Lane Hammond, 24, and Jeremy Robinson, 26, have been working on a way to turn water into hydrogen to power a fuel cell.
Hydrogen cars are equipped with hydrogen tanks, a dangerous situation Mr. Robinson likened to the Hindenburg disaster. It's a difficult fuel to store safely.
The challenge is producing hydrogen in a way that is quick, cheap and safe.
The two students participated Wednesday in the university's Phi Kappa Phi Student Research and Fine Arts Conference, presenting their work to faculty and fellow students. Later this month, they will present the research to the Georgia Academy of Science.

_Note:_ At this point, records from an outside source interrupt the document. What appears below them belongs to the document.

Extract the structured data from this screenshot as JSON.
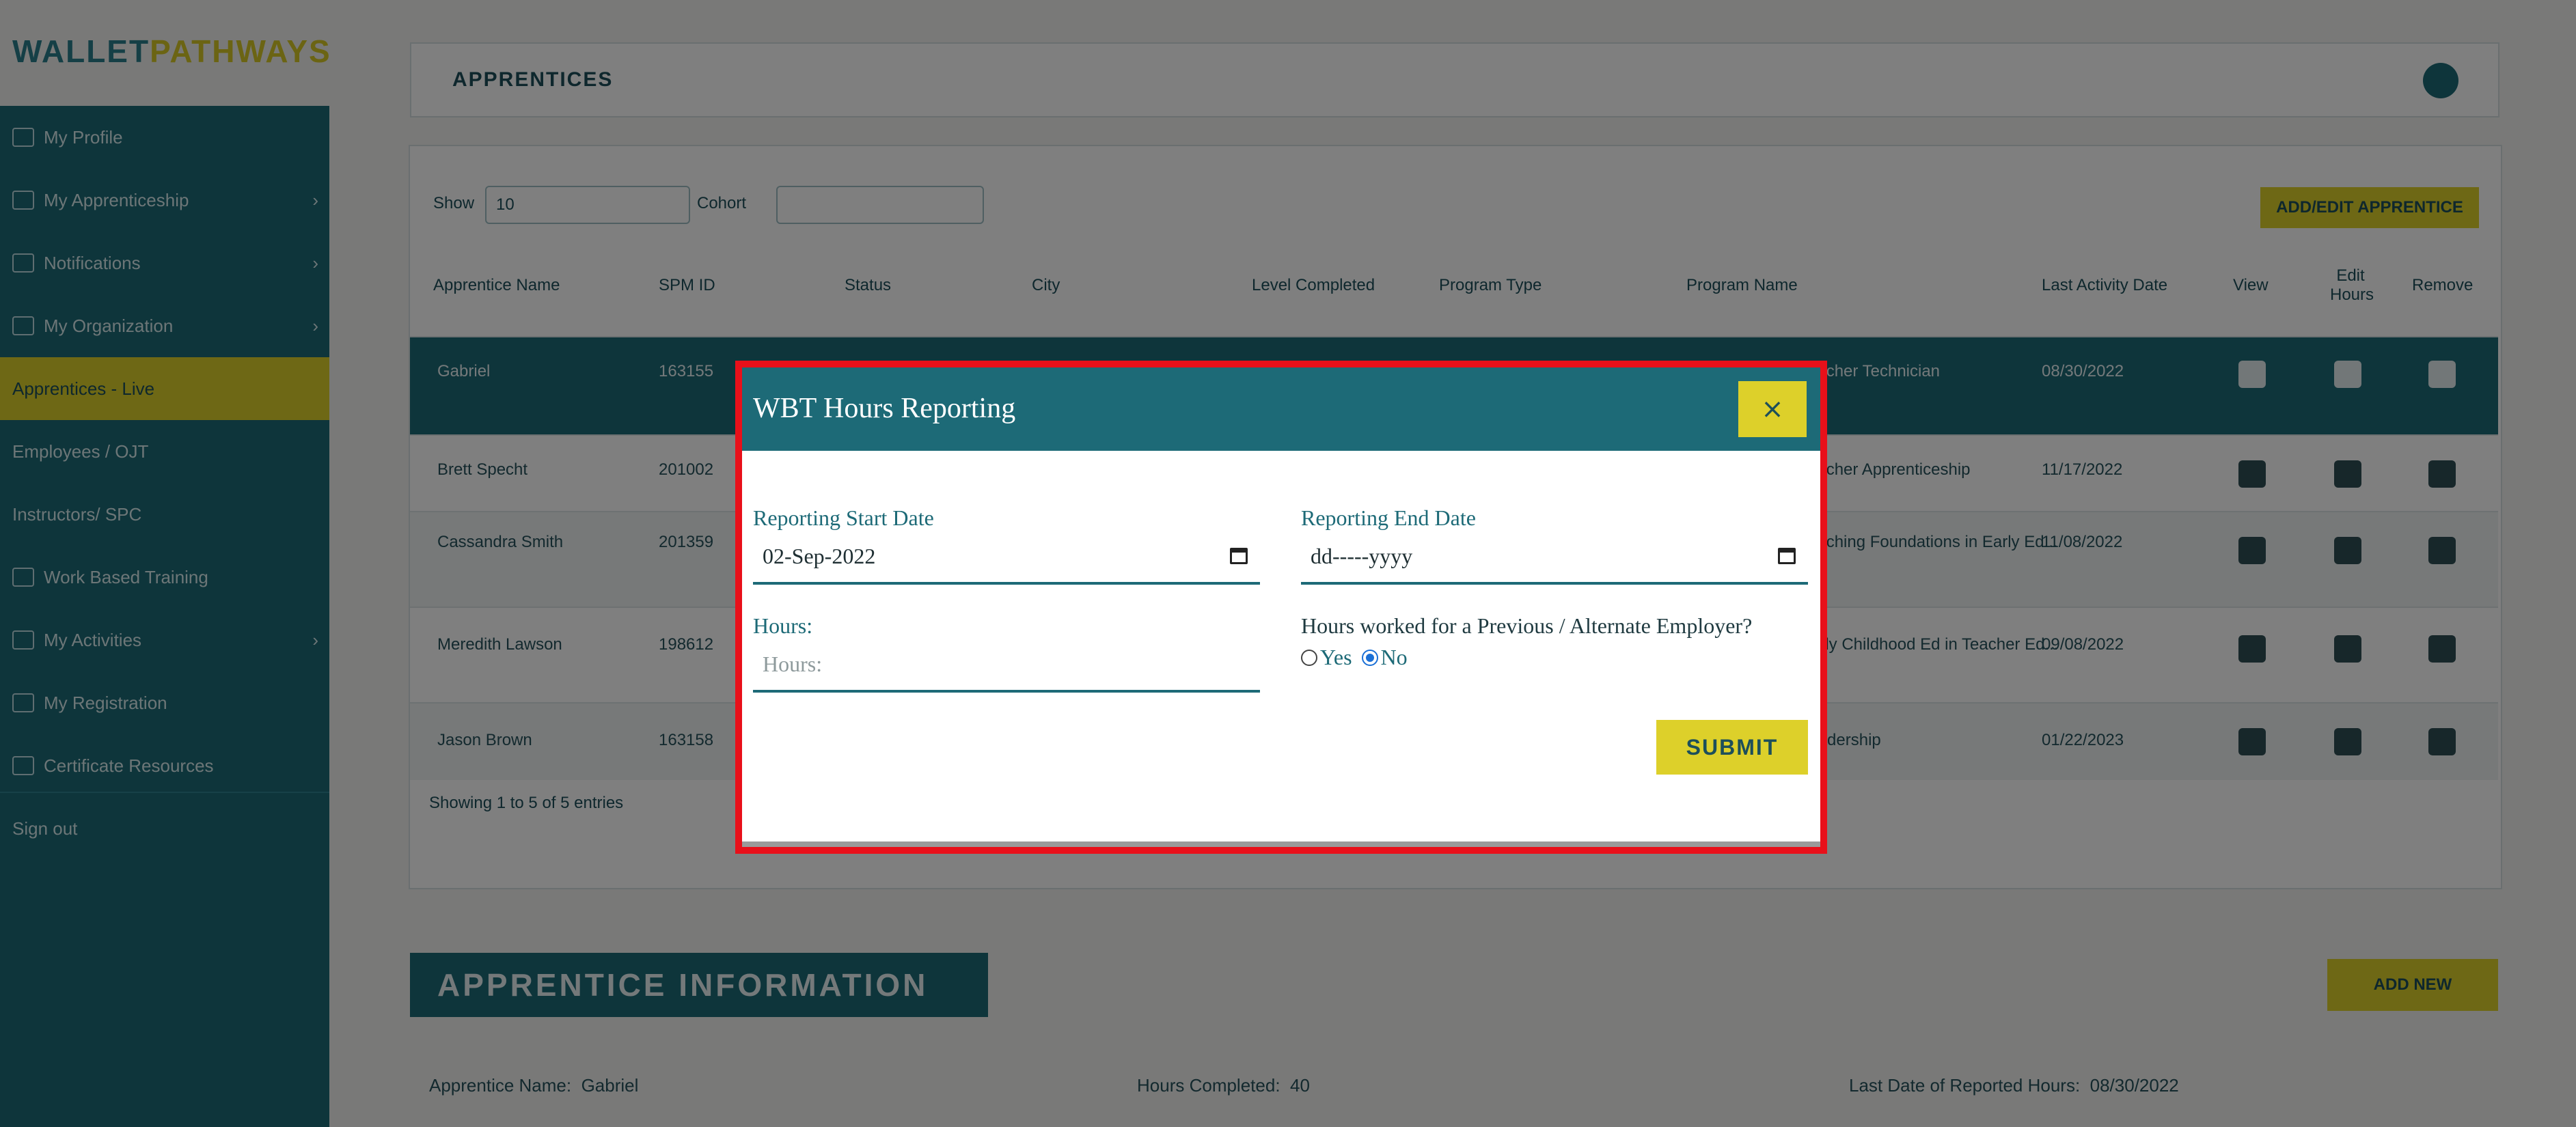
{
  "app": {
    "logo": {
      "part1": "WALLET",
      "part2": "PATHWAYS"
    },
    "header_title": "APPRENTICES",
    "colors": {
      "primary": "#1d6a77",
      "accent": "#ddd02a",
      "highlight_frame": "#e8101a"
    }
  },
  "sidebar": {
    "items": [
      {
        "label": "My Profile",
        "icon": "user-icon"
      },
      {
        "label": "My Apprenticeship",
        "icon": "briefcase-icon",
        "chevron": "›"
      },
      {
        "label": "Notifications",
        "icon": "bell-icon",
        "chevron": "›"
      },
      {
        "label": "My Organization",
        "icon": "building-icon",
        "chevron": "›"
      },
      {
        "label": "Apprentices - Live"
      },
      {
        "label": "Employees / OJT"
      },
      {
        "label": "Instructors/ SPC"
      },
      {
        "label": "Work Based Training",
        "icon": "training-icon"
      },
      {
        "label": "My Activities",
        "icon": "activity-icon",
        "chevron": "›"
      },
      {
        "label": "My Registration",
        "icon": "registration-icon"
      },
      {
        "label": "Certificate Resources",
        "icon": "certificate-icon"
      },
      {
        "label": "Sign out"
      }
    ]
  },
  "table": {
    "show_label": "Show",
    "show_value": "10",
    "cohort_label": "Cohort",
    "action_button": "ADD/EDIT APPRENTICE",
    "headers": [
      "Apprentice Name",
      "SPM ID",
      "Status",
      "City",
      "Level Completed",
      "Program Type",
      "Program Name",
      "Last Activity Date",
      "View",
      "Edit Hours",
      "Remove"
    ],
    "rows": [
      [
        "Gabriel",
        "163155",
        "",
        "",
        "",
        "",
        "Teacher Technician",
        "08/30/2022"
      ],
      [
        "Brett Specht",
        "201002",
        "",
        "",
        "",
        "",
        "Teacher Apprenticeship",
        "11/17/2022"
      ],
      [
        "Cassandra Smith",
        "201359",
        "",
        "",
        "",
        "",
        "Teaching Foundations in Early Ed...",
        "11/08/2022"
      ],
      [
        "Meredith Lawson",
        "198612",
        "",
        "",
        "",
        "",
        "Early Childhood Ed in Teacher Ed...",
        "09/08/2022"
      ],
      [
        "Jason Brown",
        "163158",
        "",
        "",
        "",
        "",
        "Leadership",
        "01/22/2023"
      ]
    ],
    "footer_text": "Showing 1 to 5 of 5 entries"
  },
  "section": {
    "title": "APPRENTICE INFORMATION",
    "add_button": "ADD NEW",
    "fields": [
      {
        "label": "Apprentice Name:",
        "value": "Gabriel"
      },
      {
        "label": "Hours Completed:",
        "value": "40"
      },
      {
        "label": "Last Date of Reported Hours:",
        "value": "08/30/2022"
      }
    ]
  },
  "modal": {
    "title": "WBT Hours Reporting",
    "close_symbol": "×",
    "start_date_label": "Reporting Start Date",
    "start_date_value": "02-Sep-2022",
    "end_date_label": "Reporting End Date",
    "end_date_placeholder": "dd-----yyyy",
    "hours_label": "Hours:",
    "hours_placeholder": "Hours:",
    "employer_question": "Hours worked for a Previous / Alternate Employer?",
    "employer_options": [
      {
        "label": "Yes",
        "selected": false
      },
      {
        "label": "No",
        "selected": true
      }
    ],
    "submit_label": "SUBMIT"
  }
}
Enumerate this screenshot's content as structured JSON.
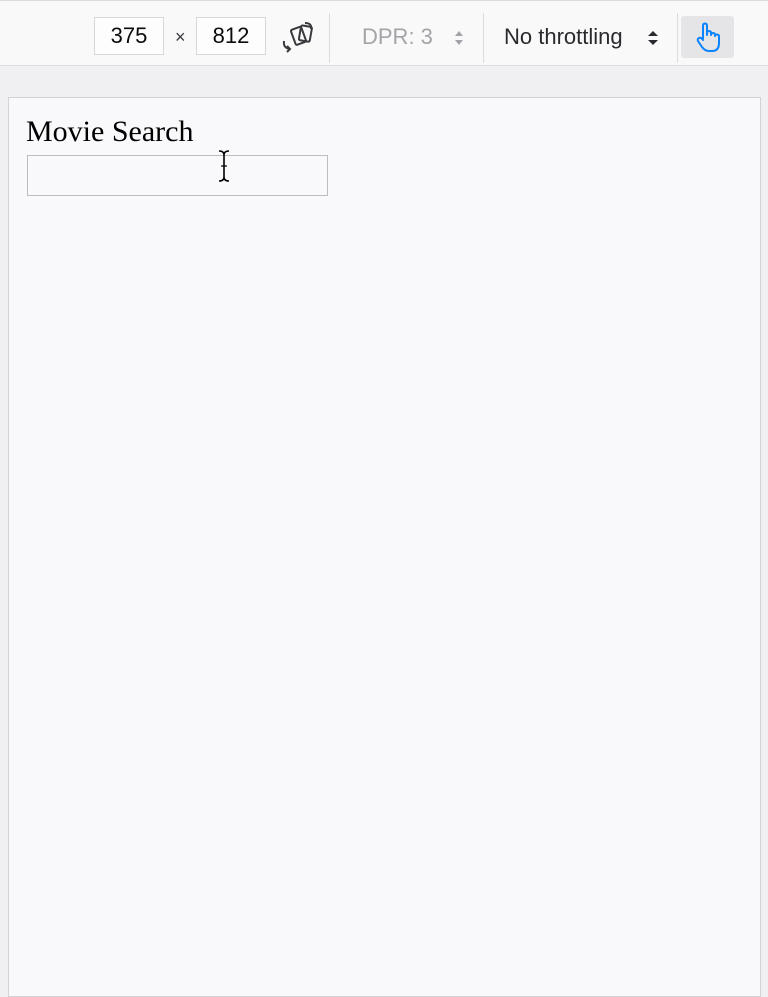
{
  "toolbar": {
    "viewport_width": "375",
    "viewport_height": "812",
    "times_symbol": "×",
    "dpr_label": "DPR: 3",
    "throttling_label": "No throttling",
    "icons": {
      "rotate": "rotate-device-icon",
      "dpr_arrows": "up-down-arrows-icon",
      "throttle_arrows": "up-down-arrows-icon",
      "touch": "touch-simulation-icon"
    },
    "colors": {
      "touch_icon": "#0a84ff"
    }
  },
  "page": {
    "title": "Movie Search",
    "search_value": "",
    "search_placeholder": ""
  }
}
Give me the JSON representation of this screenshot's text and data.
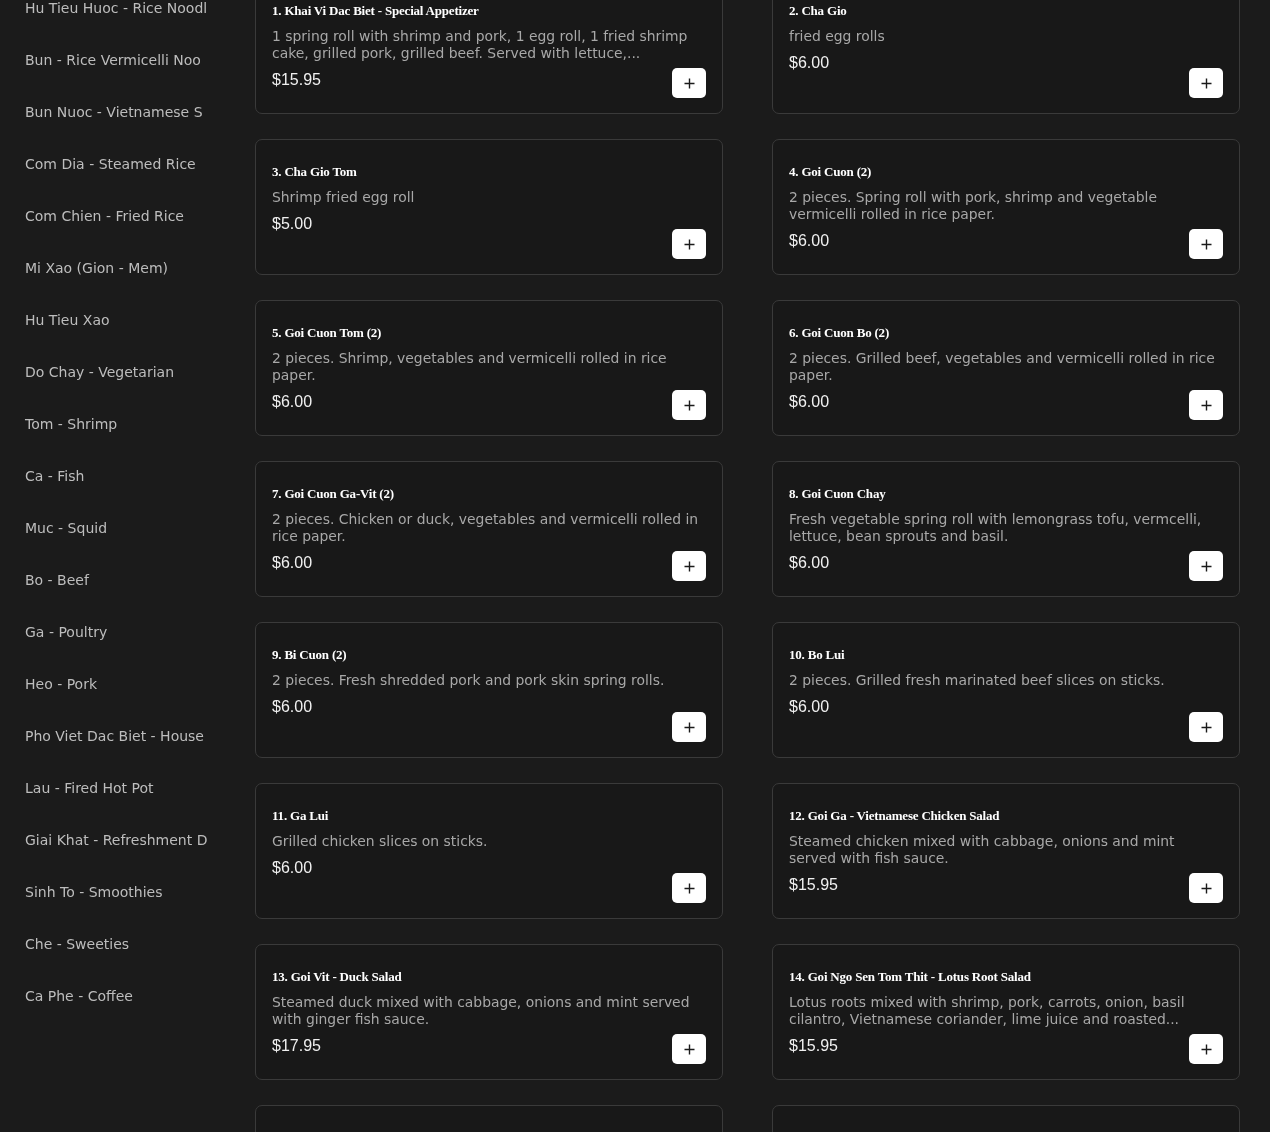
{
  "sidebar": {
    "categories": [
      {
        "label": "Hu Tieu Huoc - Rice Noodl",
        "selected": false
      },
      {
        "label": "Bun - Rice Vermicelli Noo",
        "selected": false
      },
      {
        "label": "Bun Nuoc - Vietnamese S",
        "selected": false
      },
      {
        "label": "Com Dia - Steamed Rice",
        "selected": false
      },
      {
        "label": "Com Chien - Fried Rice",
        "selected": false
      },
      {
        "label": "Mi Xao (Gion - Mem)",
        "selected": false
      },
      {
        "label": "Hu Tieu Xao",
        "selected": false
      },
      {
        "label": "Do Chay - Vegetarian",
        "selected": false
      },
      {
        "label": "Tom - Shrimp",
        "selected": false
      },
      {
        "label": "Ca - Fish",
        "selected": false
      },
      {
        "label": "Muc - Squid",
        "selected": false
      },
      {
        "label": "Bo - Beef",
        "selected": false
      },
      {
        "label": "Ga - Poultry",
        "selected": false
      },
      {
        "label": "Heo - Pork",
        "selected": false
      },
      {
        "label": "Pho Viet Dac Biet - House",
        "selected": false
      },
      {
        "label": "Lau - Fired Hot Pot",
        "selected": false
      },
      {
        "label": "Giai Khat - Refreshment D",
        "selected": false
      },
      {
        "label": "Sinh To - Smoothies",
        "selected": false
      },
      {
        "label": "Che - Sweeties",
        "selected": false
      },
      {
        "label": "Ca Phe - Coffee",
        "selected": false
      }
    ]
  },
  "menu": {
    "items": [
      {
        "kind": "dish",
        "title": "1. Khai Vi Dac Biet - Special Appetizer",
        "description": "1 spring roll with shrimp and pork, 1 egg roll, 1 fried shrimp cake, grilled pork, grilled beef. Served with lettuce,...",
        "price": "$15.95"
      },
      {
        "kind": "dish",
        "title": "2. Cha Gio",
        "description": "fried egg rolls",
        "price": "$6.00"
      },
      {
        "kind": "dish",
        "title": "3. Cha Gio Tom",
        "description": "Shrimp fried egg roll",
        "price": "$5.00"
      },
      {
        "kind": "dish",
        "title": "4. Goi Cuon (2)",
        "description": "2 pieces. Spring roll with pork, shrimp and vegetable vermicelli rolled in rice paper.",
        "price": "$6.00"
      },
      {
        "kind": "dish",
        "title": "5. Goi Cuon Tom (2)",
        "description": "2 pieces. Shrimp, vegetables and vermicelli rolled in rice paper.",
        "price": "$6.00"
      },
      {
        "kind": "dish",
        "title": "6. Goi Cuon Bo (2)",
        "description": "2 pieces. Grilled beef, vegetables and vermicelli rolled in rice paper.",
        "price": "$6.00"
      },
      {
        "kind": "dish",
        "title": "7. Goi Cuon Ga-Vit (2)",
        "description": "2 pieces. Chicken or duck, vegetables and vermicelli rolled in rice paper.",
        "price": "$6.00"
      },
      {
        "kind": "dish",
        "title": "8. Goi Cuon Chay",
        "description": "Fresh vegetable spring roll with lemongrass tofu, vermcelli, lettuce, bean sprouts and basil.",
        "price": "$6.00"
      },
      {
        "kind": "dish",
        "title": "9. Bi Cuon (2)",
        "description": "2 pieces. Fresh shredded pork and pork skin spring rolls.",
        "price": "$6.00"
      },
      {
        "kind": "dish",
        "title": "10. Bo Lui",
        "description": "2 pieces. Grilled fresh marinated beef slices on sticks.",
        "price": "$6.00"
      },
      {
        "kind": "dish",
        "title": "11. Ga Lui",
        "description": "Grilled chicken slices on sticks.",
        "price": "$6.00"
      },
      {
        "kind": "dish",
        "title": "12. Goi Ga - Vietnamese Chicken Salad",
        "description": "Steamed chicken mixed with cabbage, onions and mint served with fish sauce.",
        "price": "$15.95"
      },
      {
        "kind": "dish",
        "title": "13. Goi Vit - Duck Salad",
        "description": "Steamed duck mixed with cabbage, onions and mint served with ginger fish sauce.",
        "price": "$17.95"
      },
      {
        "kind": "dish",
        "title": "14. Goi Ngo Sen Tom Thit - Lotus Root Salad",
        "description": "Lotus roots mixed with shrimp, pork, carrots, onion, basil cilantro, Vietnamese coriander, lime juice and roasted...",
        "price": "$15.95"
      },
      {
        "kind": "cut"
      },
      {
        "kind": "cut"
      }
    ]
  }
}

Mr. Robinson and Mr. Hammond experimented with various aluminum alloys as a way to extract hydrogen from water. Aluminum is safe at room temperature, abundant and cheap, Mr. Hammond said. Their experiments found different alloys released hydrogen at different rates, some pulling the hydrogen from water in a day, others in minutes.
Faculty adviser Hauke Busch said many carmakers already have a hydrogen prototype.
"We have all the technology available to us," Dr. Busch said.
He said hydrogen fuel cells can replace batteries in applications other than cars and can even fuel a power station.
And the technology is much greener than others in widespread use today, he said.